Do you remember the Tylenol poisoning crisis of 1982? Umpteen bottles of Tylenol nationwide were recalled after seven people died taking the drug. As it turned out, someone had carefully inserted cyanide into some of the Tylenol capsules, repackaged them and put them back on supermarket shelves. Then the extortion threats against Johnson & Johnson began. The company was widely praised for its handling of the crisis, and Tylenol survives as a brand today.
After reading a recent article by a group of academics about the security of modern automotive systems, I found myself wondering if Toyota might be suffering from a Tylenol twist: High-tech blackmail? Or perhaps competition has risen to the level of destroying the competitor’s products? Or was a new style of hacker just having his fun? There’s plenty of room for speculation.
If, however (as is more likely), Toyota’s problem turns out to be a self-induced software bug in the master computer that controls the driving behavior of modern automobiles, then the company will simply have fallen victim to one of the modern world’s more persistent and prevalent myths.

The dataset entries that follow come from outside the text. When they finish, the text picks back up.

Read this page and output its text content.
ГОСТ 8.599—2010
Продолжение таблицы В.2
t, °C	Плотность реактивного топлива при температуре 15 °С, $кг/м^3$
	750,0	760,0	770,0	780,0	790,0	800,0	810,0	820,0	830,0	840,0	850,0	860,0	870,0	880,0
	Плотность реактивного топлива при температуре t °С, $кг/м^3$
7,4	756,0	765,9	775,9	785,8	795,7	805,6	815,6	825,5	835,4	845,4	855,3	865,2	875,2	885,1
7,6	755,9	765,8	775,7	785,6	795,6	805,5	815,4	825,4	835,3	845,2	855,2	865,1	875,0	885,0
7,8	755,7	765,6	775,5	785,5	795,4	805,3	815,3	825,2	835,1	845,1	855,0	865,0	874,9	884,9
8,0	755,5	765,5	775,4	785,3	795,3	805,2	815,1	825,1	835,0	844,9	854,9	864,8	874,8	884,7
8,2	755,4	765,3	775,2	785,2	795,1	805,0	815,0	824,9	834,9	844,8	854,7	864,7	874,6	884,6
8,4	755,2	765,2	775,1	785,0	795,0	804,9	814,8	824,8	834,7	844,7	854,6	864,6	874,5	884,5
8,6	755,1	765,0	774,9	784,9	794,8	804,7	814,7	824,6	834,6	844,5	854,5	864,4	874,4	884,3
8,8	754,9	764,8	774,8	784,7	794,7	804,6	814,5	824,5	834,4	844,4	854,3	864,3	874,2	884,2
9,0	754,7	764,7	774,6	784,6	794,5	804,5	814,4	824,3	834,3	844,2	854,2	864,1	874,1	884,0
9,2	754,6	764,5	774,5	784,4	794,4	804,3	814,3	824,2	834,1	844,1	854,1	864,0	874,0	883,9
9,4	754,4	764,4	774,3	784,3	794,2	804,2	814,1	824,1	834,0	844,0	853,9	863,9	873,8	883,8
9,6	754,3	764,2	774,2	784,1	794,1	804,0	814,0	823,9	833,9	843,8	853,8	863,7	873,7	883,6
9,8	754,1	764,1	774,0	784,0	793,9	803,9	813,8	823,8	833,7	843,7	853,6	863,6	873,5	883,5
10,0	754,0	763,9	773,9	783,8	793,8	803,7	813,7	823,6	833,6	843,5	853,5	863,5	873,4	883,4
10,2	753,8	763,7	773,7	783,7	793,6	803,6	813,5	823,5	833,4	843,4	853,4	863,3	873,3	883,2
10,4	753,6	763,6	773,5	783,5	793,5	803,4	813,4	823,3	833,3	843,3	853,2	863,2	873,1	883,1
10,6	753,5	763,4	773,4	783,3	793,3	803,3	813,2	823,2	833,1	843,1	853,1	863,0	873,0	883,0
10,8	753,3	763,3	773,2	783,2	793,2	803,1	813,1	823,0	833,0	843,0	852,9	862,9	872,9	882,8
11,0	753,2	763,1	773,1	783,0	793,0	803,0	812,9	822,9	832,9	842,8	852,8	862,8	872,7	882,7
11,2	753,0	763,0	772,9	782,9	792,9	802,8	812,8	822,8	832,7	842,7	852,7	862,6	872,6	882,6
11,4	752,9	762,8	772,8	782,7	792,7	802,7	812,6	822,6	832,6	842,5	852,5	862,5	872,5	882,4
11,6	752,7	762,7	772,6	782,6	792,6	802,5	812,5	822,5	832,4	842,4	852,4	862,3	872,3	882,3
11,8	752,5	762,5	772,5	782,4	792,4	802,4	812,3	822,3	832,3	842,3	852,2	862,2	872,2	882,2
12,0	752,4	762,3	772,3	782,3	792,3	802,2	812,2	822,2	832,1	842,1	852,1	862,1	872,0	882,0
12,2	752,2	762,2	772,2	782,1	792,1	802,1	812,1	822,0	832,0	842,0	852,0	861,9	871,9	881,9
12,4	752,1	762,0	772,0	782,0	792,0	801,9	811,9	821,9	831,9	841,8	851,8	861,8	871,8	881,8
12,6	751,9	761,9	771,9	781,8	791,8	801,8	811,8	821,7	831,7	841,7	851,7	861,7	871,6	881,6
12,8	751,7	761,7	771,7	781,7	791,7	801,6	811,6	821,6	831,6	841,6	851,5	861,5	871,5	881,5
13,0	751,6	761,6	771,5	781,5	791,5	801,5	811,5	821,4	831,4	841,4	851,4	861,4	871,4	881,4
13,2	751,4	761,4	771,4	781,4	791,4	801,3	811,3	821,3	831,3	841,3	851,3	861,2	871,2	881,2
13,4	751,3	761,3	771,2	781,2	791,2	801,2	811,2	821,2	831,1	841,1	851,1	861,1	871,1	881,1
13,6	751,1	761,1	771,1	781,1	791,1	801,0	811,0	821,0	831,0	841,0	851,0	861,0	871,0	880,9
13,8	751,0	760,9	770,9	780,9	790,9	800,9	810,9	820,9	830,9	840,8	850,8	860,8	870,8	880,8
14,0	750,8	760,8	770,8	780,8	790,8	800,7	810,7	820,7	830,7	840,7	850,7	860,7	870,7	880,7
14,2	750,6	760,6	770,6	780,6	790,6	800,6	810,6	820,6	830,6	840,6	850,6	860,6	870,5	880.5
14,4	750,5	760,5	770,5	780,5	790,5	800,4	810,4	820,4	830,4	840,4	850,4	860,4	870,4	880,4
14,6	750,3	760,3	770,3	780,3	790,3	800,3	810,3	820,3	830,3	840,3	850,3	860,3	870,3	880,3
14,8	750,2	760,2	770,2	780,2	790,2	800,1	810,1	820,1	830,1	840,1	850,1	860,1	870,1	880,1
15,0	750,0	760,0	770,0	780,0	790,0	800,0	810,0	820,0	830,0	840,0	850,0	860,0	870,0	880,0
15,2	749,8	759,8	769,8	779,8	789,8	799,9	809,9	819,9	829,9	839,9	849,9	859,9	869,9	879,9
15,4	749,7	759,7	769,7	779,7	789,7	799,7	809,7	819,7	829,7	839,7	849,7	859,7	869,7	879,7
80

Simply put, our society suffers from an underlying current of belief that complex technology, overseen by the appropriate assembly of technological wizards, can make life seem simple enough for ordinary people to somehow get by.
BP’s oil gusher on the floor of the Gulf is a perfect example. Self-styled “environmentalists” have driven oil drilling further and further offshore by employing drilling prohibition (“Krauthammer: Oil spill culprits run deep”). This in turn has driven the development of technology to drill in deep water, so “enviromentalist elites” don’t have to see how the hydrocarbons that heat their homes are actually produced.
Technology, however, is designed, built and administered by fallible human beings. That would be you, me and all the rest of us on planet Earth. Unfortunately for all of us, no one from BP’s doomed oil rig survived to tell us what went wrong with the technology.
But not to worry: Technology will fix the human frailties part as well. Craig Venter (of gene sequencing fame) and Hamilton Smith have “created life” by removing the innards of one organism and replacing them with that of another that they’d tinkered with. By setting themselves up as the modern high priests of that most complex of all systems – life itself – I’m sure that Mr. Venter and his scientific offspring will be able to fix our frailties and make everything all better.